Ground Level 2: On The Road Again
Streets of London, I’m back! Nearly thirty years after last shaking a fist at a taxi driver, I’m on the road again as a serious cyclist – ‘serious’ meaning regular and frequent, not just with a frown on my face.
What prompted this return to the saddle was an inadvertent crime. I’d dashed onto a train at my local station, in my hurry omitting to touch my Oyster card against one of those bleepy things and getting landed with a hefty fine by the long arm of the overground law.
Feeling unreasonably aggrieved, and devoting my 15 minute journey to sulking about the waste of desperately needed cash, I mused that there must be cheaper ways of getting to central London than shelling out £20 to a couple of heavies in National Express uniforms (or even parting with the actual fare of £2.40). Staring morosely out of the train window, I suddenly realised that there were, and that one of them was standing forlornly in my hallway, with two flat tyres and no lights.
I was already working on a rebudgeting exercise with the dual objectives of cutting my expenditure and reversing the headlong-downward trend in my income, and quickly calculated a saving of around £1,200 a year, a very handy supplement to the only other bullet point in my strategy so far, the giving up of Mars bars.
As the train trundled towards Liverpool Street, my usual destination for gym or work, I noticed that it had followed main roads almost all the way, so the next day I plotted my cycle journey by actually walking the route. It took two hours. Knock off at least half that for a pair of wheels and I’m quids (and even hours) in, and probably a bit less sweaty than after walking the walk.
A couple of days later, after three decades’ worth of essential repairs and maintenance, I’m freewhelling through Upper Clapton, my ancient brakes squealing like a flock of geese, celebrating my reunion with the brotherhood and sistership of the cycle.
So what’s changed? In many ways, not much. Thirty years of roadworks have made no appreciable difference to the surfaces I’m trying to glide over. Nor has the passage of time done much for the consideration of bus drivers or the eyesight of white van men.
On the plus side, there are far more cycle lanes, and those marked spaces just before the traffic lights are very welcome, as you join the phalanx of cyclists getting a head start on the herd of cars that lurch forward when the lights change. And there are many more of us around now than then, so I often actually feel part of a majority, both numerical and moral. Yes, someone in authority has been very considerate towards cyclists in my time off the roads.
I’ve found a tame bike shop, where the staff treat me as neither a nuisance nor an idiot. And the memories come flooding back. I recall the sheer delight of discovering how to cycle with no hands as I was wheeling down Kennington Road one bright spring afternoon in the late 1970s. The joy of finding a hidden sidestreet that shaves a few seconds off the journey. The fun of trying to time the run-up to the lights so as to avoid stopping and planting my feet on the ground.

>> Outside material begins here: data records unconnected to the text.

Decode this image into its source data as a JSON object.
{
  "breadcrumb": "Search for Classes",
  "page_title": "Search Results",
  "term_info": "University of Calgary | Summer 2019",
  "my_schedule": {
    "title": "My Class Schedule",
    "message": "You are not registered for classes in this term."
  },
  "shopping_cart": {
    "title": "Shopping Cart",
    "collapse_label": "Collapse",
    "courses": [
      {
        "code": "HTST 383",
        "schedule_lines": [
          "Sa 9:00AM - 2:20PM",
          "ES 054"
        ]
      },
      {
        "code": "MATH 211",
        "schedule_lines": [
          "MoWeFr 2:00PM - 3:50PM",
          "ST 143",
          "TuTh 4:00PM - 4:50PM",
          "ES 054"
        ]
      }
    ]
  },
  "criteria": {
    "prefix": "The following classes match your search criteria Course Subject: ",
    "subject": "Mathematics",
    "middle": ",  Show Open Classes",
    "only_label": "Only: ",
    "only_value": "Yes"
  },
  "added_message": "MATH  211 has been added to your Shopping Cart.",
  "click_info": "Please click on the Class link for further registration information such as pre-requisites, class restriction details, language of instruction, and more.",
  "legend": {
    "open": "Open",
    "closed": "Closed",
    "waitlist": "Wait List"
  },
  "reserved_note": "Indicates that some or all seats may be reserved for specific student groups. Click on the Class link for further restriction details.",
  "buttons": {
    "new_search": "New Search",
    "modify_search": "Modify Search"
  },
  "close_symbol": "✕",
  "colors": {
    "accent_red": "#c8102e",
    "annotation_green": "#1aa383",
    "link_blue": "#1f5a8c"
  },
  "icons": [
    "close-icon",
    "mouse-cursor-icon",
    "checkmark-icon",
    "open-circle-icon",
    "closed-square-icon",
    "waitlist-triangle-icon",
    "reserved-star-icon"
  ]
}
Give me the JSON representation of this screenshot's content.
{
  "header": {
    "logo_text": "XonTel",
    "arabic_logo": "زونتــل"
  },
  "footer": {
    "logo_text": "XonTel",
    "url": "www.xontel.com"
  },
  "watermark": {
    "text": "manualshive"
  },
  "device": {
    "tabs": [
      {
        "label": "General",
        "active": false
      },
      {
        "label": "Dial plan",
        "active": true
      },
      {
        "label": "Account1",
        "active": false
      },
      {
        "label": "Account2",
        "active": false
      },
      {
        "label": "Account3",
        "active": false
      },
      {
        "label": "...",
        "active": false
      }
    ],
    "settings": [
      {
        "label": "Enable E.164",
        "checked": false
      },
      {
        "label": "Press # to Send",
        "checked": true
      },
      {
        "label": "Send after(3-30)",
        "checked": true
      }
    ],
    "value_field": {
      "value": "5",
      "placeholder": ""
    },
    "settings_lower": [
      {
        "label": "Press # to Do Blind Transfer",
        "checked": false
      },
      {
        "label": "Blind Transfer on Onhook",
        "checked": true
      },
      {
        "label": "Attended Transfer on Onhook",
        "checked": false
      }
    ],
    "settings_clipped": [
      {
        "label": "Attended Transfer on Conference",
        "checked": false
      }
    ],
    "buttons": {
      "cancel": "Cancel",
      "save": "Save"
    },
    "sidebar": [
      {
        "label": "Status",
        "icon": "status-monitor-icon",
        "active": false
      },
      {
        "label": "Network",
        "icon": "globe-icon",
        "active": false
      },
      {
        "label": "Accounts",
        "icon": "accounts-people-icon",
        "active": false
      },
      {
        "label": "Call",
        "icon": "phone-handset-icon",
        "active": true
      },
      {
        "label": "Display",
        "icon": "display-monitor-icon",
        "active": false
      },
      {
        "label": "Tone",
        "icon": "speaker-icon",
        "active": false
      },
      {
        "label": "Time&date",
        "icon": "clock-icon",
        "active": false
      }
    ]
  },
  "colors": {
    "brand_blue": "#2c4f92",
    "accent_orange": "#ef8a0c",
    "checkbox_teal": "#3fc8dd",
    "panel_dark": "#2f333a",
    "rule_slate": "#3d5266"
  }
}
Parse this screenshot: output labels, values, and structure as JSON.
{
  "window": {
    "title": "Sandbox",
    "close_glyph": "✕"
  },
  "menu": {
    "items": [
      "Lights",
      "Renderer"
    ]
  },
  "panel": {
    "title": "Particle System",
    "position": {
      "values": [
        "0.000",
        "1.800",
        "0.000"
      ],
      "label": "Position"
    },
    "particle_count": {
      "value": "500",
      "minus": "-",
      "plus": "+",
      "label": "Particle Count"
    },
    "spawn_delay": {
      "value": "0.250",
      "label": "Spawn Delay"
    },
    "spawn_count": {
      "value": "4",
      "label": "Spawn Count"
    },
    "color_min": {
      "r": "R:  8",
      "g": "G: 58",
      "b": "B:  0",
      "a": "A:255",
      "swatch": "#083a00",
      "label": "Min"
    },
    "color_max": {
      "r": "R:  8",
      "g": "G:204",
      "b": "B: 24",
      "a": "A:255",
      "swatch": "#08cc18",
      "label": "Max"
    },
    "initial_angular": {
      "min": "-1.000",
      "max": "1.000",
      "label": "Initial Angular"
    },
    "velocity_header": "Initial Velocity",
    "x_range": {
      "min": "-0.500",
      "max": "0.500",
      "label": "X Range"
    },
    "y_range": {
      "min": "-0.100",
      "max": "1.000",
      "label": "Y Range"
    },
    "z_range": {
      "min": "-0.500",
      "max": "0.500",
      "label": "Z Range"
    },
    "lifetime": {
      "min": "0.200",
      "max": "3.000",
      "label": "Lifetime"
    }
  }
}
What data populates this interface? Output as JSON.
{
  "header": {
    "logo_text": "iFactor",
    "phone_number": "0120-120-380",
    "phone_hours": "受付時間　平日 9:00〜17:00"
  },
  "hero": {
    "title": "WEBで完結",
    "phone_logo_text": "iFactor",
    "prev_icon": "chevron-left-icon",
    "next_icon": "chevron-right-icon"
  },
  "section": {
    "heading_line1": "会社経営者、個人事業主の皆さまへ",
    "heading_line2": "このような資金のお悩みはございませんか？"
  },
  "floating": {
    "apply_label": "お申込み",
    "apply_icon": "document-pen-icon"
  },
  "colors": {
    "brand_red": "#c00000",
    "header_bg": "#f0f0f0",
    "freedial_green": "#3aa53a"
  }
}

But I’ve resolved not to romanticise, fetishise or idolise cycling, not to be one of those self-righteous types who believe the laws of the road only apply to people on four wheels, who view red as the new green, and who see the pavement as a convenient extension of the cycling lane. And I won’t be one of those shiny cyclists on skinny bikes who do a lot of standing up. I’m going to be a purely functional cyclist, using my creaking machine to get me from A to B (and Z if possible) and save me a fortune. The possibilities of observation and reflection may be fewer than on the Underground, but the scope for vitriol is almost unlimited. I’m already yelling “how many lanes do you need, then?” with worrying frequency.